Russia: IndustriALL affiliate ITUWA celebrates victory against short-term contracts

12.02.2015

An important legal victory for the ITUWA this week set a precedent in the fight against precarious temporary contracts in the region’s auto-industry.

On 9 February the Kaluga Regional Court took the decision to reinstate in their jobs two female employees fired when their short-term employment contracts expired at the PCMA Rus automotive plant in Kaluga, Russia. Short-term contracts have been widely practiced at the plant during the last two years as they allow the employer to manipulate workers’ rights and to get rid of unwanted employees at the end of their short-term contracts at no additional cost.

Almost two years ago the PCMA Rus (Peugeot Citroen Mitsubishi Automobiles Rus) plant that assembles Peugeot, Citroen and Mitsubishi cars stopped employing workers via permanent employment contracts. The workers for core operations have only been employed on the basis of short-term contracts for the period of three to six months. Later on these contracts have either been extended for another short term keeping the employees in uncertainty, or the workers got fired when the short-term contract expired.

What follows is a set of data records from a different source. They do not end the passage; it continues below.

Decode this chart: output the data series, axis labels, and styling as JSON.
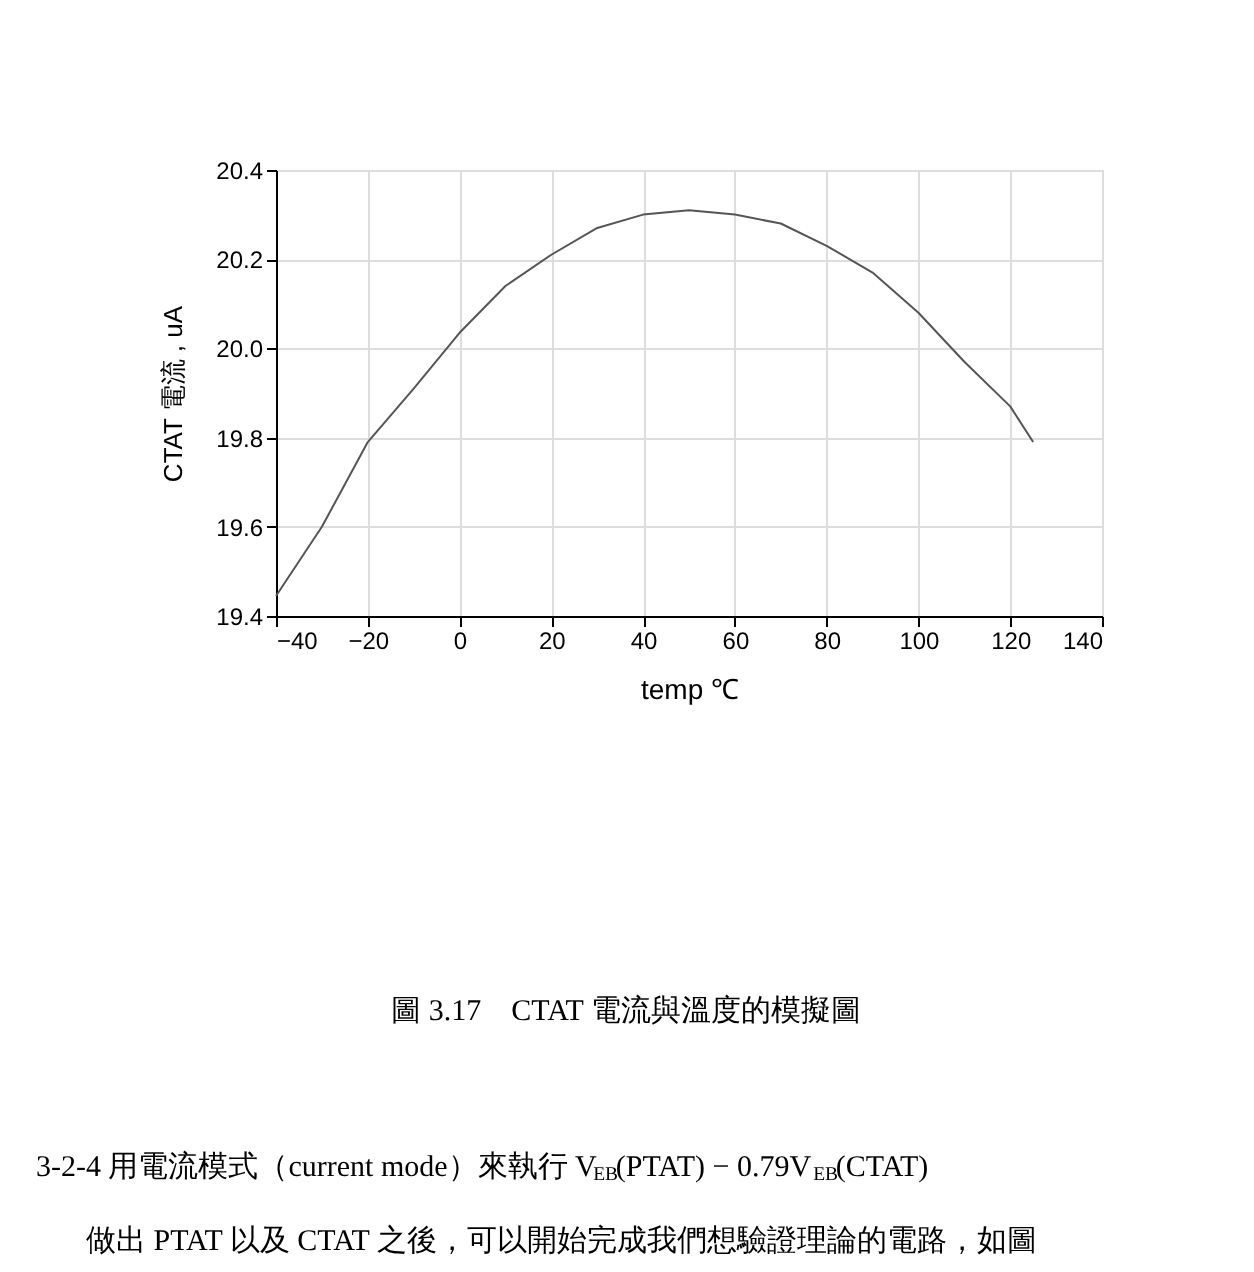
{
  "chart_data": {
    "type": "line",
    "xlabel": "temp ℃",
    "ylabel": "CTAT 電流 , uA",
    "x": [
      -40,
      -30,
      -20,
      -10,
      0,
      10,
      20,
      30,
      40,
      50,
      60,
      70,
      80,
      90,
      100,
      110,
      120,
      125
    ],
    "series": [
      {
        "color": "#555555",
        "values": [
          19.445,
          19.6,
          19.79,
          19.91,
          20.035,
          20.14,
          20.21,
          20.27,
          20.3,
          20.31,
          20.3,
          20.28,
          20.23,
          20.17,
          20.08,
          19.97,
          19.87,
          19.79
        ]
      }
    ],
    "xlim": [
      -40,
      140
    ],
    "xticks": [
      -40,
      -20,
      0,
      20,
      40,
      60,
      80,
      100,
      120,
      140
    ],
    "ylim": [
      19.4,
      20.4
    ],
    "yticks": [
      {
        "value": 19.4,
        "label": "19.4"
      },
      {
        "value": 19.6,
        "label": "19.6"
      },
      {
        "value": 19.8,
        "label": "19.8"
      },
      {
        "value": 20.0,
        "label": "20.0"
      },
      {
        "value": 20.2,
        "label": "20.2"
      },
      {
        "value": 20.4,
        "label": "20.4"
      }
    ],
    "grid": true,
    "marker": "none",
    "line_style": "solid",
    "annotations": [
      "圖 3.17　CTAT 電流與溫度的模擬圖",
      "3-2-4 用電流模式（current mode）來執行 V$_{EB}$(PTAT) − 0.79V$_{EB}$(CTAT)",
      "做出 PTAT 以及 CTAT 之後，可以開始完成我們想驗證理論的電路，如圖"
    ]
  }
}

As there is a limited list of reasons to legally conclude short-term contracts according to the Labour Code of Russia, the formal reason that PCMA Rus used to employ short-term workers was a "temporary expansion of production". This reason has been used for the past two years, despite the fact that the Labour Code allows such expansion for up to one year only. At the same time the duties of short-term employees were exactly the same as the duties of workers on permanent contracts.

Permanent workers are slowly being replaced by temporary workers on the pretext of temporary expansion. At the moment nearly 40 per cent of the PCMA Rus plant employees are working on the basis of short-term contracts.

ITUWA has repeatedly opposed this practice, as the short-term contract is a powerful tool for the management to fire any worker for any reason, including their union membership, by not extending the contract for another term.

This is exactly what happened to two PCMA Rus female employees who joined the ITUWA local union, and as a result the employer refused to prolong their short-term contracts. However, the union appealed to the court claiming the dismissals illegal. Both female employees were reinstated by court decision and their employment is now recognized as permanent.  

This court decision is very important as it stops the practice of short-term contracts which was promoted persistently by the PCMA Rus management and supported by local authorities. Earlier the Prosecutor of Kaluga and the Kaluga District Court recognized the dismissal of employees "after the expiration of a short-term contract" as legal and reasonable, and they also confirmed the possibility to use short-term contracts at the PCMA Rus plant, which gave the wrong signal to managers of many Kaluga enterprises who started developing programs to introduce short-term contracts at their enterprises.

ITUWA union activists are sure that this important victory in the struggle against temporary work is just the beginning of a mass transfer of short-term contracts into permanent contracts at the PCMA Rus plant. It is necessary to stop the expansion of temporary employment that is so convenient for the business, but can lead to the extinction of permanent employment in the Kaluga region.